When Vincenzo Scamozzi continued the construction of the Sansovino Library towards the Molo (the waterfront quay of St Mark’s), it became necessary to provide the Mint with a new entrance entrance that connected it to the portico and reflected the dignity of the institution it housed. Scamozzi designed a passageway aligned with the seventeenth arch of Sansovino’s portico, leading to a severe portal flanked by two telamons. Two colossal figures by Gerolamo Campagna and Tiziano Aspetti were installed as symbolic guardians of the Mint.
An eighteenth-century coining press from the Mint’s original furnishings is still preserved and on display in the Orientation Office on the ground floor of the Library. On the first floor, a room houses the historic coffers of the Republic, made of wood reinforced with iron studs.
The Library’s reading room for printed materials is located in the courtyard of the Mint, which was roofed over in 1904 with a structure combining glass, concrete, and wood.
At the rear of the hall stands a statue of Francesco Petrarca by the sculptor Carlo Lorenzetti, commissioned by the City of Venice in 1904 to mark the sixth centenary of the poet’s birth and installed on 27 April 1905.
This space houses the distribution and loan services for printed materials, as well as the catalogue area for printed works.

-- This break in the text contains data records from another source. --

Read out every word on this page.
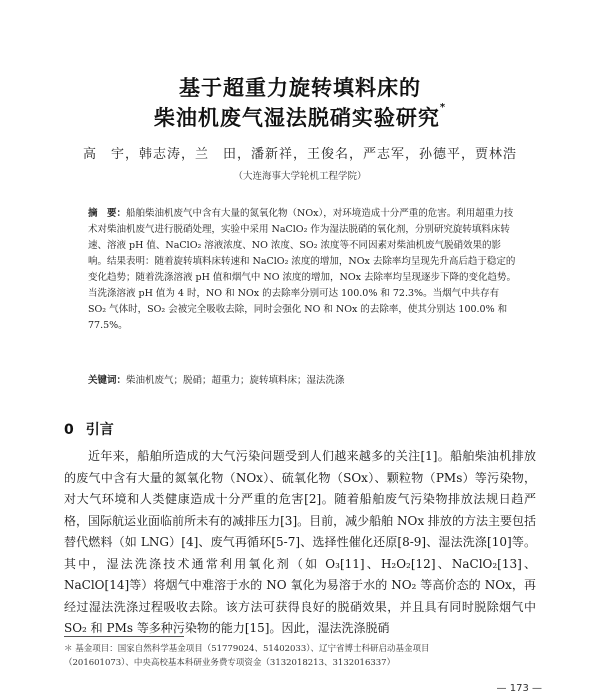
基于超重力旋转填料床的
柴油机废气湿法脱硝实验研究*
高　宇，韩志涛，兰　田，潘新祥，王俊名，严志军，孙德平，贾林浩
（大连海事大学轮机工程学院）
摘　要：船舶柴油机废气中含有大量的氮氧化物（NOx），对环境造成十分严重的危害。利用超重力技术对柴油机废气进行脱硝处理，实验中采用 NaClO₂ 作为湿法脱硝的氧化剂，分别研究旋转填料床转速、溶液 pH 值、NaClO₂ 溶液浓度、NO 浓度、SO₂ 浓度等不同因素对柴油机废气脱硝效果的影响。结果表明：随着旋转填料床转速和 NaClO₂ 浓度的增加，NOx 去除率均呈现先升高后趋于稳定的变化趋势；随着洗涤溶液 pH 值和烟气中 NO 浓度的增加，NOx 去除率均呈现逐步下降的变化趋势。当洗涤溶液 pH 值为 4 时，NO 和 NOx 的去除率分别可达 100.0% 和 72.3%。当烟气中共存有 SO₂ 气体时，SO₂ 会被完全吸收去除，同时会强化 NO 和 NOx 的去除率，使其分别达 100.0% 和 77.5%。
关键词：柴油机废气；脱硝；超重力；旋转填料床；湿法洗涤
0 引言

近年来，船舶所造成的大气污染问题受到人们越来越多的关注[1]。船舶柴油机排放的废气中含有大量的氮氧化物（NOx）、硫氧化物（SOx）、颗粒物（PMs）等污染物，对大气环境和人类健康造成十分严重的危害[2]。随着船舶废气污染物排放法规日趋严格，国际航运业面临前所未有的减排压力[3]。目前，减少船舶 NOx 排放的方法主要包括替代燃料（如 LNG）[4]、废气再循环[5-7]、选择性催化还原[8-9]、湿法洗涤[10]等。其中，湿法洗涤技术通常利用氧化剂（如 O₃[11]、H₂O₂[12]、NaClO₂[13]、NaClO[14]等）将烟气中难溶于水的 NO 氧化为易溶于水的 NO₂ 等高价态的 NOx，再经过湿法洗涤过程吸收去除。该方法可获得良好的脱硝效果，并且具有同时脱除烟气中 SO₂ 和 PMs 等多种污染物的能力[15]。因此，湿法洗涤脱硝

＊ 基金项目：国家自然科学基金项目（51779024、51402033）、辽宁省博士科研启动基金项目

（201601073）、中央高校基本科研业务费专项资金（3132018213、3132016337）

— 173 —
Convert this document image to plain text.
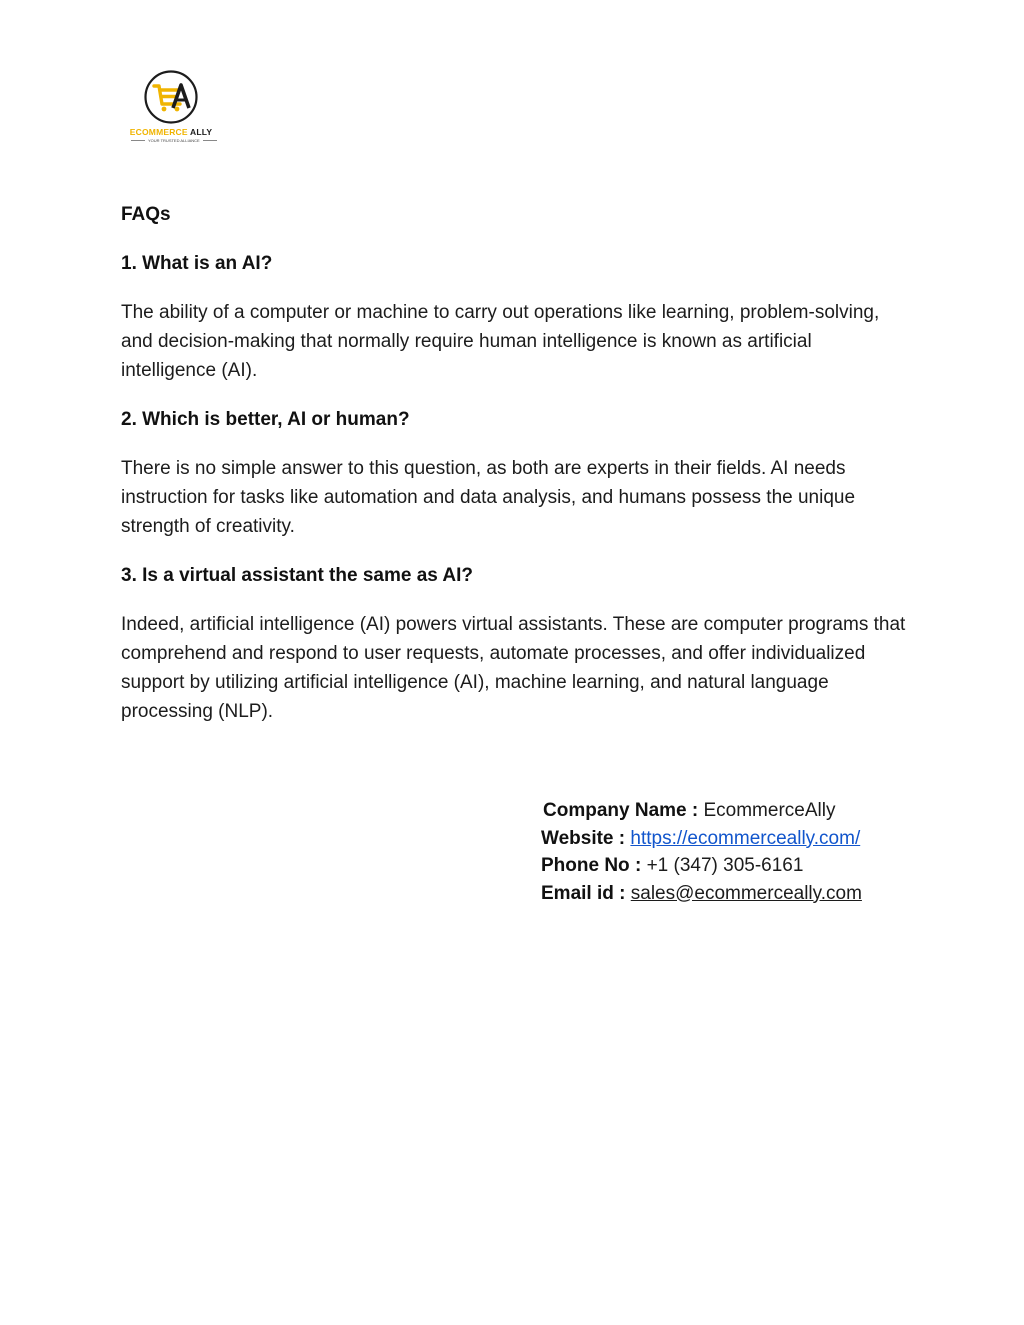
ECOMMERCE ALLY
YOUR TRUSTED ALLIANCE
FAQs
1. What is an AI?
The ability of a computer or machine to carry out operations like learning, problem-solving, and decision-making that normally require human intelligence is known as artificial intelligence (AI).
2. Which is better, AI or human?
There is no simple answer to this question, as both are experts in their fields. AI needs instruction for tasks like automation and data analysis, and humans possess the unique strength of creativity.
3. Is a virtual assistant the same as AI?
Indeed, artificial intelligence (AI) powers virtual assistants. These are computer programs that comprehend and respond to user requests, automate processes, and offer individualized support by utilizing artificial intelligence (AI), machine learning, and natural language processing (NLP).
Company Name : EcommerceAlly
Website : https://ecommerceally.com/
Phone No : +1 (347) 305-6161
Email id : sales@ecommerceally.com
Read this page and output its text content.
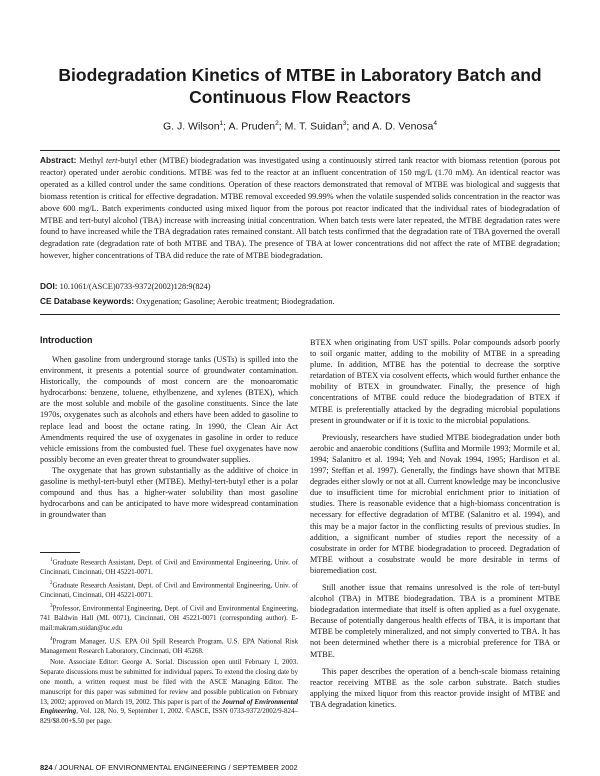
Biodegradation Kinetics of MTBE in Laboratory Batch and Continuous Flow Reactors

G. J. Wilson$^1$; A. Pruden$^2$; M. T. Suidan$^3$; and A. D. Venosa$^4$

Abstract: Methyl tert-butyl ether (MTBE) biodegradation was investigated using a continuously stirred tank reactor with biomass retention (porous pot reactor) operated under aerobic conditions. MTBE was fed to the reactor at an influent concentration of 150 mg/L (1.70 mM). An identical reactor was operated as a killed control under the same conditions. Operation of these reactors demonstrated that removal of MTBE was biological and suggests that biomass retention is critical for effective degradation. MTBE removal exceeded 99.99% when the volatile suspended solids concentration in the reactor was above 600 mg/L. Batch experiments conducted using mixed liquor from the porous pot reactor indicated that the individual rates of biodegradation of MTBE and tert-butyl alcohol (TBA) increase with increasing initial concentration. When batch tests were later repeated, the MTBE degradation rates were found to have increased while the TBA degradation rates remained constant. All batch tests confirmed that the degradation rate of TBA governed the overall degradation rate (degradation rate of both MTBE and TBA). The presence of TBA at lower concentrations did not affect the rate of MTBE degradation; however, higher concentrations of TBA did reduce the rate of MTBE biodegradation.

DOI: 10.1061/(ASCE)0733-9372(2002)128:9(824)

CE Database keywords: Oxygenation; Gasoline; Aerobic treatment; Biodegradation.

Introduction

When gasoline from underground storage tanks (USTs) is spilled into the environment, it presents a potential source of groundwater contamination. Historically, the compounds of most concern are the monoaromatic hydrocarbons: benzene, toluene, ethylbenzene, and xylenes (BTEX), which are the most soluble and mobile of the gasoline constituents. Since the late 1970s, oxygenates such as alcohols and ethers have been added to gasoline to replace lead and boost the octane rating. In 1990, the Clean Air Act Amendments required the use of oxygenates in gasoline in order to reduce vehicle emissions from the combusted fuel. These fuel oxygenates have now possibly become an even greater threat to groundwater supplies.

The oxygenate that has grown substantially as the additive of choice in gasoline is methyl-tert-butyl ether (MTBE). Methyl-tert-butyl ether is a polar compound and thus has a higher-water solubility than most gasoline hydrocarbons and can be anticipated to have more widespread contamination in groundwater than

$^1$Graduate Research Assistant, Dept. of Civil and Environmental Engineering, Univ. of Cincinnati, Cincinnati, OH 45221-0071.

$^2$Graduate Research Assistant, Dept. of Civil and Environmental Engineering, Univ. of Cincinnati, Cincinnati, OH 45221-0071.

$^3$Professor, Environmental Engineering, Dept. of Civil and Environmental Engineering, 741 Baldwin Hall (ML 0071), Cincinnati, OH 45221-0071 (corresponding author). E-mail:makram.suidan@uc.edu

$^4$Program Manager, U.S. EPA Oil Spill Research Program, U.S. EPA National Risk Management Research Laboratory, Cincinnati, OH 45268.

Note. Associate Editor: George A. Sorial. Discussion open until February 1, 2003. Separate discussions must be submitted for individual papers. To extend the closing date by one month, a written request must be filed with the ASCE Managing Editor. The manuscript for this paper was submitted for review and possible publication on February 13, 2002; approved on March 19, 2002. This paper is part of the Journal of Environmental Engineering, Vol. 128, No. 9, September 1, 2002. ©ASCE, ISSN 0733-9372/2002/9-824–829/$8.00+$.50 per page.

BTEX when originating from UST spills. Polar compounds adsorb poorly to soil organic matter, adding to the mobility of MTBE in a spreading plume. In addition, MTBE has the potential to decrease the sorptive retardation of BTEX via cosolvent effects, which would further enhance the mobility of BTEX in groundwater. Finally, the presence of high concentrations of MTBE could reduce the biodegradation of BTEX if MTBE is preferentially attacked by the degrading microbial populations present in groundwater or if it is toxic to the microbial populations.

Previously, researchers have studied MTBE biodegradation under both aerobic and anaerobic conditions (Suflita and Mormile 1993; Mormile et al. 1994; Salanitro et al. 1994; Yeh and Novak 1994, 1995; Hardison et al. 1997; Steffan et al. 1997). Generally, the findings have shown that MTBE degrades either slowly or not at all. Current knowledge may be inconclusive due to insufficient time for microbial enrichment prior to initiation of studies. There is reasonable evidence that a high-biomass concentration is necessary for effective degradation of MTBE (Salanitro et al. 1994), and this may be a major factor in the conflicting results of previous studies. In addition, a significant number of studies report the necessity of a cosubstrate in order for MTBE biodegradation to proceed. Degradation of MTBE without a cosubstrate would be more desirable in terms of bioremediation cost.

Still another issue that remains unresolved is the role of tert-butyl alcohol (TBA) in MTBE biodegradation. TBA is a prominent MTBE biodegradation intermediate that itself is often applied as a fuel oxygenate. Because of potentially dangerous health effects of TBA, it is important that MTBE be completely mineralized, and not simply converted to TBA. It has not been determined whether there is a microbial preference for TBA or MTBE.

This paper describes the operation of a bench-scale biomass retaining reactor receiving MTBE as the sole carbon substrate. Batch studies applying the mixed liquor from this reactor provide insight of MTBE and TBA degradation kinetics.

824 / JOURNAL OF ENVIRONMENTAL ENGINEERING / SEPTEMBER 2002
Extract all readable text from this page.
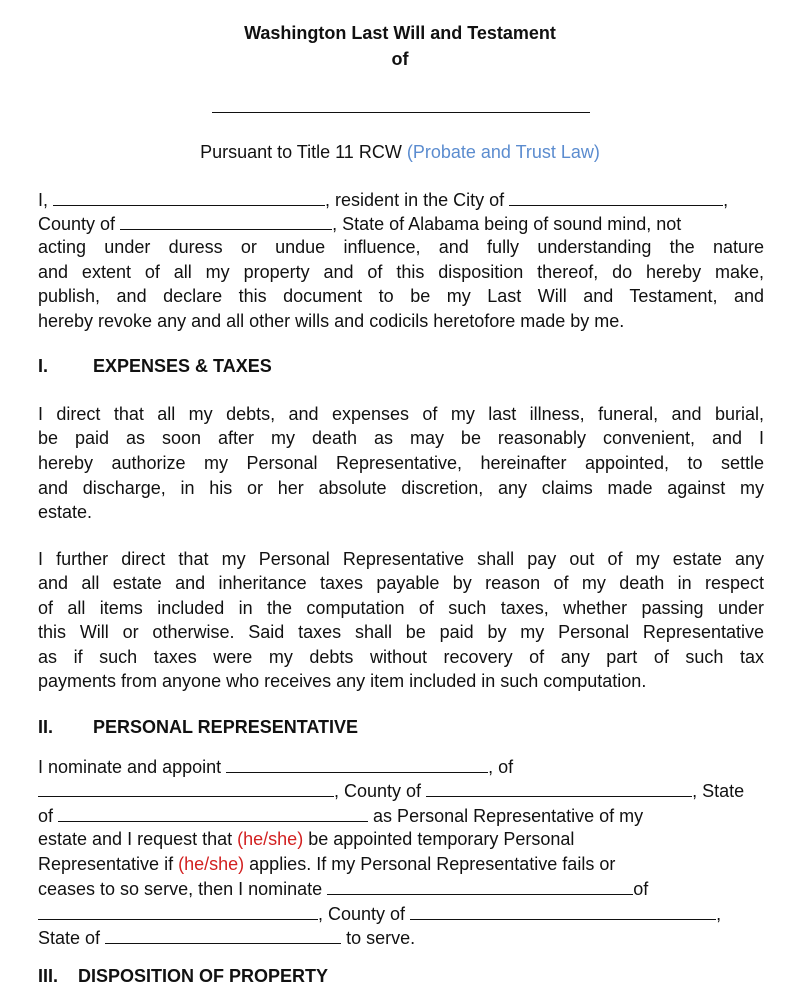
Washington Last Will and Testament
of
Pursuant to Title 11 RCW (Probate and Trust Law)
I,	, resident in the City of	,
County of	, State of Alabama being of sound mind, not
acting under duress or undue influence, and fully understanding the nature
and extent of all my property and of this disposition thereof, do hereby make,
publish, and declare this document to be my Last Will and Testament, and
hereby revoke any and all other wills and codicils heretofore made by me.
I. EXPENSES & TAXES
I direct that all my debts, and expenses of my last illness, funeral, and burial,
be paid as soon after my death as may be reasonably convenient, and I
hereby authorize my Personal Representative, hereinafter appointed, to settle
and discharge, in his or her absolute discretion, any claims made against my
estate.
I further direct that my Personal Representative shall pay out of my estate any
and all estate and inheritance taxes payable by reason of my death in respect
of all items included in the computation of such taxes, whether passing under
this Will or otherwise. Said taxes shall be paid by my Personal Representative
as if such taxes were my debts without recovery of any part of such tax
payments from anyone who receives any item included in such computation.
II. PERSONAL REPRESENTATIVE
I nominate and appoint	, of
, County of	, State
of	as Personal Representative of my
estate and I request that (he/she) be appointed temporary Personal
Representative if (he/she) applies. If my Personal Representative fails or
ceases to so serve, then I nominate	of
, County of	,
State of	to serve.
III.    DISPOSITION OF PROPERTY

The reading room for manuscripts and rare books, located on the ground floor towards the Bacino, was enriched during the conversion of the Mint into a library with ceiling decorations by the painter Luigi Pasinetti
At the centre is the Lion of St Mark, encircled by the names of the Librarians; a similar decorative scheme was executed in the adjacent large hall.
On the upper floor, the Bessarion Room features further pictorial decorations by Luigi Pasinetti, highlighting the names and coats of arms of the Library’s principal benefactors.
The nineteenth-century bookcases, commissioned in 1887 by the Library’s prefect Carlo Castellani for the installation of a permanent exhibition of Venetian typography in a room of the Doge’s Palace, were adapted to fit the walls of this space.
The room was inaugurated by Margherita of Savoy, an event commemorated by the plaque placed above the entrance.